Non violent et porté par le courage insolite d’un engagement libre des pesanteurs traditionnelles, Y’en a marre a traduit l’actualité d’une impatience qui en appelle à l’émergence d’une culture de bonne gouvernance, en s’érigeant contre des pratiques prédatrices en cours et qu’illustrent tous les scandales qui ont fait la Une des médias.

Trempé dans la rhétorique hip-hop, le message délivré par Y’en a marre s’est révélé comme une lave dévastatrice déversée sur le régime d’alors. Aussi ne s’est-il pas privé de fustiger la gestion calamiteuse des affaires publiques par les autorités libérales, sur fond de corruption et de détournements des deniers publics.

En invitant à l’éradication de ces pratiques, quel que soit le pouvoir en place, en se situant au plan principiel, Y’en a marre a su dérouler un message clair et simple, qui n’exclut aucun Sénégalais.

Des slogans accrocheurs comme «Dass fananal»«Gor Thia Wakh Dia»«Faux pas forc黫Ma carte, mon arme», etc. Jeunes cadres dynamiques, journalistes, chômeurs, ouvriers, étudiants, musiciens... bref, toutes les catégories sociales se sont identifiées à leur coup de gueule qui sonne comme un appel à une réévaluation des valeurs et, par conséquent, à la moralisation de la vie publique.»

Le temps des épines et des peines

«N’est-ce pas d’ailleurs ce caractère totalisant du mouvement Y’en a marre qui a favorisé sa pénétration rapide dans les masses urbaines ? Ce succès éphémère dû au contexte particulier de 2012 a, depuis, laissé place à une sorte de flottement, de relâchement, après le départ de Me Abdoulaye Wade du pouvoir.

Mouvement d’urgence quelque part, donc loin d’être préparé à jouer un nouveau rôle après 2012, Y’ en a marre a tout d’abord essayé de matérialiser son programme de Nouveau type de Sénégalais (Nts) ou encore de mettre sur pied un Observatoire citoyen.

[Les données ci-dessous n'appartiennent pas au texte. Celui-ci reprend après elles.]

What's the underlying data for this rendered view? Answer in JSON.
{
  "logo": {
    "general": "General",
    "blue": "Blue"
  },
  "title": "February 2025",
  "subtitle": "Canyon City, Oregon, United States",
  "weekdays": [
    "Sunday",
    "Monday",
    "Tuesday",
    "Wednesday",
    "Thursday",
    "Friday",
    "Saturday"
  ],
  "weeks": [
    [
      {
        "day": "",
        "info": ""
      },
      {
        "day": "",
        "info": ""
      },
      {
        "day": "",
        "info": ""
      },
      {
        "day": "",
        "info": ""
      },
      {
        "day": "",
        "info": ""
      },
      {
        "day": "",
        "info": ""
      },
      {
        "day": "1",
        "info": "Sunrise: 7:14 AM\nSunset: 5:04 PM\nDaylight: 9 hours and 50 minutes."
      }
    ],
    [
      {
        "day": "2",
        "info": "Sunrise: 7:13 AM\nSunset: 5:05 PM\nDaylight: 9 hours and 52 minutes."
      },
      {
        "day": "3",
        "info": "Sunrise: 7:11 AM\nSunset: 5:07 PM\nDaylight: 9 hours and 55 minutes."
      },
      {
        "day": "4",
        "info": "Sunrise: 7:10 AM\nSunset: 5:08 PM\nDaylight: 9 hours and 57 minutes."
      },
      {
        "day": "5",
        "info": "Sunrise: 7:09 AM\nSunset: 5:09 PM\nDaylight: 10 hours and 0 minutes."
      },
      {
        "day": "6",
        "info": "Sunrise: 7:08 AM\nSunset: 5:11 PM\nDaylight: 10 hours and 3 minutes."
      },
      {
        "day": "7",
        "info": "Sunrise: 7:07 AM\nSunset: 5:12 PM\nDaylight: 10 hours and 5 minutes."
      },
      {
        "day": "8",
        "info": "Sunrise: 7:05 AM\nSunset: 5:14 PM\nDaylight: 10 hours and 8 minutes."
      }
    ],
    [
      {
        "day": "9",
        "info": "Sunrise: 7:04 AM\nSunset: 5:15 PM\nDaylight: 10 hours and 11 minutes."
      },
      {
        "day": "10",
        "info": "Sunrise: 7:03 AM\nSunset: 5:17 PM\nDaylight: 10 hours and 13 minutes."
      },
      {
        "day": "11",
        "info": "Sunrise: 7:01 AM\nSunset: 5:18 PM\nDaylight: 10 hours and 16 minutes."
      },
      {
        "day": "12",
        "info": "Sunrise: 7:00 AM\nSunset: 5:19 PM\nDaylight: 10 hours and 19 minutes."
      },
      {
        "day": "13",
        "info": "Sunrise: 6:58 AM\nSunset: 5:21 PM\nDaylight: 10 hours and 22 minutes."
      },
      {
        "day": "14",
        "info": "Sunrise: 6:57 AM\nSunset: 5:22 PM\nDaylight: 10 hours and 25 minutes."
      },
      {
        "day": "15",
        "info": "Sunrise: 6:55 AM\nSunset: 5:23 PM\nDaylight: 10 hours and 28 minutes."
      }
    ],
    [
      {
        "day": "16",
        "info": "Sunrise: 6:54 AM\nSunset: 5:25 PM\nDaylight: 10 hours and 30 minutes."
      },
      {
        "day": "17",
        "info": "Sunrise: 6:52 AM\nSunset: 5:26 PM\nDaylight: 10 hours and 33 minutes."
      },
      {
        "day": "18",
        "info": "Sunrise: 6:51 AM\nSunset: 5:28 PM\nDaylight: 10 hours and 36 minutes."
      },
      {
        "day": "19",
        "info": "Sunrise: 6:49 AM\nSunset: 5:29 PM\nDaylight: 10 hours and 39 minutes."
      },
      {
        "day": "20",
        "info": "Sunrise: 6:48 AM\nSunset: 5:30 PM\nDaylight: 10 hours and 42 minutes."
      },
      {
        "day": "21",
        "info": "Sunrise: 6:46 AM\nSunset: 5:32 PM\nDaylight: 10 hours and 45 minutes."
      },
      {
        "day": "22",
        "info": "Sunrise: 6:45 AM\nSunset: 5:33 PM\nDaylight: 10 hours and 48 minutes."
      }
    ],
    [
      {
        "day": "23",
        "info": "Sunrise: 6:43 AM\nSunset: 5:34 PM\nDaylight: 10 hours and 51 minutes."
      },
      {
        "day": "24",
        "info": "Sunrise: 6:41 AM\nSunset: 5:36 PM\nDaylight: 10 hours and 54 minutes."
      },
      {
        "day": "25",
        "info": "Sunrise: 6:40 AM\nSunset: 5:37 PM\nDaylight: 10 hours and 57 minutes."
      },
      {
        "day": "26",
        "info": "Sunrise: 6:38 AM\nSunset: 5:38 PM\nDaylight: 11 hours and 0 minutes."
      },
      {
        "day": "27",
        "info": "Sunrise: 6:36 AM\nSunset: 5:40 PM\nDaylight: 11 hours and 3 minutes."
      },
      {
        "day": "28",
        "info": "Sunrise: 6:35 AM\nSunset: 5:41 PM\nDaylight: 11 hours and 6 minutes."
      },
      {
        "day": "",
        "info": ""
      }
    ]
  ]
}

Des options qui traduisent un souci de se trouver une occupation, suite au changement de contexte de crise qui a favorisé son émergence. Après trois années de mise en œuvre, le chantier du Nts a montré toutes ses limites, car le changement de comportement ne se décrète pas. Il se sécrète doucement dans le corps social à travers l’éducation au sens large. C’est-à-dire la famille, l’école et les rapports sociaux. Au-delà de ces éléments, une société a besoin de sanctions coercitives pour dissuader les récalcitrants.

Avec le changement de contexte, Y’en a marre a perdu ses capacités de mobilisation qui ont forgé son image de marque. Depuis 2012, les rassemblements organisés par le mouvement ont un succès modeste. La virée à Kinshasa où ils étaient invités pour leurs compères congolais du mouvement Filimbi, en mars 2015, les a remis au devant de la scène, pour un laps de temps.

La controverse et les opinions très partagées sur cette affaire prouvent encore la distance des populations par rapport aux nouveaux combats de Y’ en a marre. Le mouvement s’est plutôt reconverti en force médiatique pour participer au débat public.

L’affaire Diack : l’épreuve de la crédibilité

Par ailleurs, de façon indéniable, l’affaire Lamine Diack a écorné l’image du mouvement Y’en a marre qui a toujours placé l’exigence éthique au cœur de son action. Elle vient renforcer la thèse des financements occultes dont aurait bénéficié le mouvement.

Mais, Y’en a marre, au même titre que les autres responsables publics cités dans cette affaire, sont de simples victimes collatérales. Pour l’avenir, le mouvement devrait apprendre de cet incident pour réfléchir à un moyen de financement plus transparent, au lieu de faire foi à des mécènes.»